Confieso que siento admiración por la manera en que los
compañeros del blog vienen encarando, de un tiempo a esta parte, las cosas del
amor. También hay compañeros del blog que no escriben, pero hablan. Hasta por
los codos. Y entre unos y otros relatos, en ese delicado espacio que van tejiendo
entre lo posible, lo imposible, lo deseado y lo deseable, cada relato construye
con nostalgia, con melancolía, con ternura y, a veces, con una irresistible
dosis de humor, una bellísima escena de amor.
La escena que voy a contar sucedió, al igual que las que se
han contado aquí, hace mucho, mucho tiempo. Podría haber elegido otra desde
luego, las hay más divertidas, más trágicas, más tiernas, más escandalosas,
aunque si de escándalos se trata (ayer mencionábamos esta palabra con uno de
los compañeros), de alguna extraña manera, esta tiene lo suyo.

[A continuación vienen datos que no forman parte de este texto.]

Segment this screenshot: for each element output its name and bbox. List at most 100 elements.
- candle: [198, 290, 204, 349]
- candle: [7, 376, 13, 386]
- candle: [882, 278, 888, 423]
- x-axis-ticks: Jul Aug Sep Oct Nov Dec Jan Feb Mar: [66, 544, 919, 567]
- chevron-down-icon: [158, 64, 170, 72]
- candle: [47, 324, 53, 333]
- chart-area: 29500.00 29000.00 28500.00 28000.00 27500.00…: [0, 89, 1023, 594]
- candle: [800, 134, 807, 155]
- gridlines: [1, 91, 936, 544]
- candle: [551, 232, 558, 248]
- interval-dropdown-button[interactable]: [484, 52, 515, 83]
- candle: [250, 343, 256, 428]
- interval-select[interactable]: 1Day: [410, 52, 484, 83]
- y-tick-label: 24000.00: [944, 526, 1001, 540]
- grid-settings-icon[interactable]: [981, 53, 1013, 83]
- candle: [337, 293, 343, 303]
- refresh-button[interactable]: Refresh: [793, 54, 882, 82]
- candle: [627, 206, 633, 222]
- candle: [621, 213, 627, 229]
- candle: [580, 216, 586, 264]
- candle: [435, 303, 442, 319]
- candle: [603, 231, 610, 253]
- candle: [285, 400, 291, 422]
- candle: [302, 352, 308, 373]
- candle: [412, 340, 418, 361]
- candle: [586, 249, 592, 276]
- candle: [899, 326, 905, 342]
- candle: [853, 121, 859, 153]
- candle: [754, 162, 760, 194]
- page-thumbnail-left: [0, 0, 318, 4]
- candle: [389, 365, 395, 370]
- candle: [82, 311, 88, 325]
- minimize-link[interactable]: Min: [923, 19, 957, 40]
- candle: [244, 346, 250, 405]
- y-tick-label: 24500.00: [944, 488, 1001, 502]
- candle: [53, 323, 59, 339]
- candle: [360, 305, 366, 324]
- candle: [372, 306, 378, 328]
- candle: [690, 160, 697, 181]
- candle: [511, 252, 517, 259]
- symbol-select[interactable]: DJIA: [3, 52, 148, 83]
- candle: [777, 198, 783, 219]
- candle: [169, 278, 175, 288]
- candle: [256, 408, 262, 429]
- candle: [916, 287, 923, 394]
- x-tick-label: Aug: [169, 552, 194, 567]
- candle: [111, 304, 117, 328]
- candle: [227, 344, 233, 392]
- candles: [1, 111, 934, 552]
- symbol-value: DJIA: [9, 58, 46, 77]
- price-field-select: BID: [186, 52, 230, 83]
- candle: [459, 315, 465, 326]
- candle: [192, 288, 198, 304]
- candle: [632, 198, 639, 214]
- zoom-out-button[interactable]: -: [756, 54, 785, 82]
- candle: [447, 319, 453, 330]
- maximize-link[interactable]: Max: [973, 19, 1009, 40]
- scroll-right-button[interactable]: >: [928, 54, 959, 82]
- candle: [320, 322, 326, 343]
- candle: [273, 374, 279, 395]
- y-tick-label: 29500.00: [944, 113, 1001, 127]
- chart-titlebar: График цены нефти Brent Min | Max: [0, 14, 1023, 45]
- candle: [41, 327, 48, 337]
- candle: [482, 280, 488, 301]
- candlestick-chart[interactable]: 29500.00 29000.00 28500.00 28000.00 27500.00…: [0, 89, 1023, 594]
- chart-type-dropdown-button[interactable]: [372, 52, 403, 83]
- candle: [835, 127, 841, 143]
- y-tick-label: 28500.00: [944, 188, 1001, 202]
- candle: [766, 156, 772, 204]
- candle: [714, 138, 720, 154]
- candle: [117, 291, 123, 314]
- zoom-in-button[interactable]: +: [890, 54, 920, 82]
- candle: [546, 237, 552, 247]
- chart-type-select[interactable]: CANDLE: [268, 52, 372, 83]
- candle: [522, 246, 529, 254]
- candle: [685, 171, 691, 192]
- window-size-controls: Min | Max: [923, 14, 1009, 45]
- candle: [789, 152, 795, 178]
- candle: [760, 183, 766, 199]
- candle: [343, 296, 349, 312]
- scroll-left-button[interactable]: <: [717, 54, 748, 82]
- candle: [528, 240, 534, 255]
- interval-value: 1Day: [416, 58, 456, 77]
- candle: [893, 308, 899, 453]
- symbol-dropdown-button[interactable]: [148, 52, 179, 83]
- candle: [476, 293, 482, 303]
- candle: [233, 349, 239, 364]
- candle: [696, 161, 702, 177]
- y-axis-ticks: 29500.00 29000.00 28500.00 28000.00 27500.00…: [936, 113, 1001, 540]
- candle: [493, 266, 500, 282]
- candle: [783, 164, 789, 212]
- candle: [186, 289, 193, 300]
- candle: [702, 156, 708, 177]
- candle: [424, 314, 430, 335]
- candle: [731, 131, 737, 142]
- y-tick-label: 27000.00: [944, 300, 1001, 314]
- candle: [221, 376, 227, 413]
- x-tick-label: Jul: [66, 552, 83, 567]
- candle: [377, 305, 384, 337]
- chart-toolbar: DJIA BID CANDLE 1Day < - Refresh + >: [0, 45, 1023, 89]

Entonces, hace mucho, mucho tiempo, sucedió que, siendo una
chiquilla, estudiante de teatro en una compañía del barrio, me enamoré. No fue
exactamente un amor a primera vista porque al muchacho lo había visto un par de
veces y no le había encontrado “nada”. Una noche, este joven que tenía esa
cualidad de pasar desapercibido, subió al escenario y representó no sé qué
monólogo. Yo creo que el monólogo debió llamarse “para enamorar a la jovencita
del fondo a la derecha”, porque a medida que él hablaba, eso es lo que pasaba,
me enamoraba. Con bastante vergüenza, casi segura de que ese amor se me había quedado
escrito en la frente. Segura, por ende, también, de que todos los presentes se
habrían dado cuenta, lo estarían viendo ahí, aunque las luces de la sala estaban
apagadas y solo un par de focos alumbraban el escenario.
Me enamoré entonces, como se enamoran las chicas y los chicos
cuando son muy jóvenes. No entro a describir nada, renvío el lector a sus
propios amores, a sus propios recuerdos y también a los textos publicados aquí
por mis compañeros. Había, sin embargo, un pequeño tema. Un detalle. Casi nada.
El muchacho y yo (oh, ¡fatalitas!) teníamos cierta diferencia de edad. Diez añitos, qué son diez añitos… Pero siendo que yo era muy joven, cualquier
amorío podía ser tipificado como delito. Por cierto, no me hubiera importado delinquir…
si hubiera sabido cómo hacerlo… sin embargo… ¡ni cometer delitos sabía yo en ese entonces!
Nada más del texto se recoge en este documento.